(film | HD video, split screen, 16:9, colour, sound, 30 min + video installation | HD video, 3 projections in split screen with 6 different videos, 16:9, colour, sound, in loop)
THE SPIRIT OF GNOSJÖ is the second film of a trilogy called HUNI KUIN LABORATORY. It results from an artistic research that was possible thanks to a PhD grant from FCT (the Portuguese public Foundation for Science and Technology), and thanks to Distancio Art Project (an art residencies project in Jönköping County Region that explored art as a community agent outside conventional art institutions).
In the pandemic context, from Lisbon, I challenged people in the Swedish town of Gnosjö, to use their own cameras (in mobile phones, ipads, drones, etc.) to send me online short video clips that could portray the so-called "Spirit of Gnosjö" (the essence of labour, industry and entrepreneurship of Gnosjö area). Then, I reframed it with footage I filmed in Amazonia with Huni Kuin Indigenous People and with what I filmed during my research time in Gnosjö (when I was there in an art residency, in 2019). This mix of images in split screen and the texts I wrote, linked utopian desires and our sick present times in a way that new meanings emerge.
Crossing a participatory process involving Gnosjö people (in loco and online), and Amerindian shamanic perspectives, I created a paradoxical dialogue between a man and a woman, a local and an immigrant, a person and a spirit.
The result is a film that reflects about how the Immaterial (through images, sounds, concepts, movements, and dreams) and the Corporeal (through human body, machines, and work) structure and are structured in cultural values and universal archetypal needs, in terms of identity and transformation.
An electric guitar soundtrack was specially created by Bruno Gonçalves to this artwork. The Huni Kuin folk songs and dances in the film were performed by Kayatibu Collective. The shamanic performance was filmed in Segredo do Artesão, a Huni Kuin village in the Brazilian state of Acre.
HUNI KUIN LABORATORY is an artistic-ethnographic project developed for my PhD research in Artistic Studies.

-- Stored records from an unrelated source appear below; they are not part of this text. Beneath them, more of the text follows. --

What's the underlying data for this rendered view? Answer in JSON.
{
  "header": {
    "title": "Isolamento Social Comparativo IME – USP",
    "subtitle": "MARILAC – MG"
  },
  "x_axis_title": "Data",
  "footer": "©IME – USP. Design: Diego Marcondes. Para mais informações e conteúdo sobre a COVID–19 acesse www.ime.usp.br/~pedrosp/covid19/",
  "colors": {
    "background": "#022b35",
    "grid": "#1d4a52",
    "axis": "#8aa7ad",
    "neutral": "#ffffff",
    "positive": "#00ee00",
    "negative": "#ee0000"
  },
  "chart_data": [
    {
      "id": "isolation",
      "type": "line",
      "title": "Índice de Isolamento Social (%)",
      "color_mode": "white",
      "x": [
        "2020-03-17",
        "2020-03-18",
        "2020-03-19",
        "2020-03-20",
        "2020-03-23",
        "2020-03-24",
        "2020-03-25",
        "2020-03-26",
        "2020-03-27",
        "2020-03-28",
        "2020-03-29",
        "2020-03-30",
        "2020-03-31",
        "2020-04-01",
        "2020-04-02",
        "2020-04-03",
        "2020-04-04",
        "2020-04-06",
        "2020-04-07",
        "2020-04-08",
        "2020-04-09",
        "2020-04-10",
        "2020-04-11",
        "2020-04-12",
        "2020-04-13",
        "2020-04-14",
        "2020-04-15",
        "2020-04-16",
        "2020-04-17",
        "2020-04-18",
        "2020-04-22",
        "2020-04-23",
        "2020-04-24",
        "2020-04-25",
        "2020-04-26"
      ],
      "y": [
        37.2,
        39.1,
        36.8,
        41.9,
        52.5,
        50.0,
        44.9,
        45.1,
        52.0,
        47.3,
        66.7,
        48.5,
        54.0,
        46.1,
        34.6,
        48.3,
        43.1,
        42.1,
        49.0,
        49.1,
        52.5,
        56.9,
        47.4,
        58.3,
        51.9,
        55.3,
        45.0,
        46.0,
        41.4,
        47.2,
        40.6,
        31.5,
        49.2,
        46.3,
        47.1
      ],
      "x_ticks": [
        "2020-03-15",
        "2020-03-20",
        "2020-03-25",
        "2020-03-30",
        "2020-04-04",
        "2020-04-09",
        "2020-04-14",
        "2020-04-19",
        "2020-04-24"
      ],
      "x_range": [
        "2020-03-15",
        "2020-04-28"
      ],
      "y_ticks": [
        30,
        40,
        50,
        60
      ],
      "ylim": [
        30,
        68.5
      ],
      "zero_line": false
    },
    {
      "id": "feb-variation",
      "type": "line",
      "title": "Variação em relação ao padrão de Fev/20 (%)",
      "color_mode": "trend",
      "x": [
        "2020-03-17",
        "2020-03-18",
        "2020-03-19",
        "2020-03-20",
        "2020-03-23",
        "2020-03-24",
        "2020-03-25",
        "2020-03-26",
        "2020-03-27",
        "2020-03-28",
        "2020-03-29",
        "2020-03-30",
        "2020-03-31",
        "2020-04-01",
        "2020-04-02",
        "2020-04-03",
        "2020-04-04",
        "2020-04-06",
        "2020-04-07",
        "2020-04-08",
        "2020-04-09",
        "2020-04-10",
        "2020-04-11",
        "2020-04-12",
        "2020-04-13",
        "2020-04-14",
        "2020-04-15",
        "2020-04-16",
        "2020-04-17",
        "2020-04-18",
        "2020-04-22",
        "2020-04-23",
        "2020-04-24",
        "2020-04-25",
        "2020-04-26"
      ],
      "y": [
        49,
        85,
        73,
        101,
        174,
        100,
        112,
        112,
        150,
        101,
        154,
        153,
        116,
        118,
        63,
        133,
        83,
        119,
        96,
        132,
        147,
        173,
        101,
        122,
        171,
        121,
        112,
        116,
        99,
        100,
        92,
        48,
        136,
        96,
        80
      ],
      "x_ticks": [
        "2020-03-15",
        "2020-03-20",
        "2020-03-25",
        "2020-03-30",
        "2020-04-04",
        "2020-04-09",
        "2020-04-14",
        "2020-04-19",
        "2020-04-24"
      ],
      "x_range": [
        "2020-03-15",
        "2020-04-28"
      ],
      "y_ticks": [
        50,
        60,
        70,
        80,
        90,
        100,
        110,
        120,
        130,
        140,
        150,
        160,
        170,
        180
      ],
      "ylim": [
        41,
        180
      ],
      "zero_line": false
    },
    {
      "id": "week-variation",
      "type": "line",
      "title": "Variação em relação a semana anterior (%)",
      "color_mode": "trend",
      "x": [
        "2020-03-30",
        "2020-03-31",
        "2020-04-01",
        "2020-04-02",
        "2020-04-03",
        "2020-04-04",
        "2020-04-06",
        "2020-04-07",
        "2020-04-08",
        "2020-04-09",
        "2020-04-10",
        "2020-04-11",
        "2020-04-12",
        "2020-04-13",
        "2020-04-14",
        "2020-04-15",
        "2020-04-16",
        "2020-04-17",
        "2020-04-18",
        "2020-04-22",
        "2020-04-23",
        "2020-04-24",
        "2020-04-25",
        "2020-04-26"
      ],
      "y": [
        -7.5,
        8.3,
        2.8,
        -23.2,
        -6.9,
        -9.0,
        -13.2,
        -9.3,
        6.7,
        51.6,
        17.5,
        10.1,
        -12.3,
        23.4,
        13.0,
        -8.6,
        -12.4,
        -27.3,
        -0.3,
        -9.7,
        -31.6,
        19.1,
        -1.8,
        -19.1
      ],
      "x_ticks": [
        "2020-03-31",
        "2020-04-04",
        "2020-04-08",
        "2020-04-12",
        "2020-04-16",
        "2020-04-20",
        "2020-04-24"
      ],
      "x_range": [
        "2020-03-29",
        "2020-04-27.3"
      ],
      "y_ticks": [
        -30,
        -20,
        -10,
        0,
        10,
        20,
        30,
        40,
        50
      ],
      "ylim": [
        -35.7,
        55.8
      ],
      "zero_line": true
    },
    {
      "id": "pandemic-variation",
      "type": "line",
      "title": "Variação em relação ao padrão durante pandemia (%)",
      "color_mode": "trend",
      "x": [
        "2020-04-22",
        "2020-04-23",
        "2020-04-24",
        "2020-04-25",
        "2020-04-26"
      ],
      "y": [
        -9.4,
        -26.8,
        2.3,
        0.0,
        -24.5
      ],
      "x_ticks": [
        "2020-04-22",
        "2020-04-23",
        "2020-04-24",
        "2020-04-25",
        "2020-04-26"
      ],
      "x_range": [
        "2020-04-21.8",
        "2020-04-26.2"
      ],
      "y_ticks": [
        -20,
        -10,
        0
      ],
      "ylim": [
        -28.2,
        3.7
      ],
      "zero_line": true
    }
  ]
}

Since 2018, I am crossing art, human sciences and philosophy to try to answer to this question: Can art be a medium of laboratorial experimentation to recognize deep true(s) about human nature (as a mirror) that can activate transformation through the ritual relationship with image and sound (as a shaman does)?
My research theme is about "Art as a Laboratory between the Mirror and the Shaman". That means, that I am researching about the potential power of art to work as an experience that can produce a kind of sensitive and metaphoric knowledge that relates identity (the metaphor of the mirror) and a capacity to transform (the metaphor of the shaman).
Both as artist and as researcher, I articulate the ritual performance of the Other (in particular, in artistic practices of the Huni Kuin Indigenous people in Amazonia, in the Brazilian state of Acre) with the ritual performance of the Self while researching the Other (I mean, as an artist researching artistic practices of Huni Kuin people). At the same time, I try to figure out what is common in both processes.
I focus on how to develop an artistic language that establishes an analogy with shamanic ritual dynamics, namely at the level of the relationship between consciousness, body, and image/sound. The artistic process becomes a ritual, and the ethnographic documentation on video becomes a meta-performance of the ritual of artistic performance and of the performance of Indigenous ritual. Performative approaches are thus simultaneously subject and method.
For this research, I am specially interested in the Amerindian ontology of "two and its multiple", according to the anthropological theories of "Amerindian Perspectivism" developed by Eduardo Viveiros de Castro and Tânia Lima. I am working as well with Carl Jung's psychological notions of "archetypes of the collective unconscious", "Animus and Anima", and "individuation processes".
To summarize, intersecting theory and art practice, the goal is to reflect on the relationship between the moving image and sound with the ritualized movement of the performative search of the Self and of the Other, considering aesthetics, myths, and archetypes. This happens in a field of experimentation between art as ritual and ritual as art.
Using images from the film THE SPIRIT OF GNOSJÖ, a multi-channel video installation was created and presented at Första Rummet, the public art gallery of Gnosjö, in Sweden.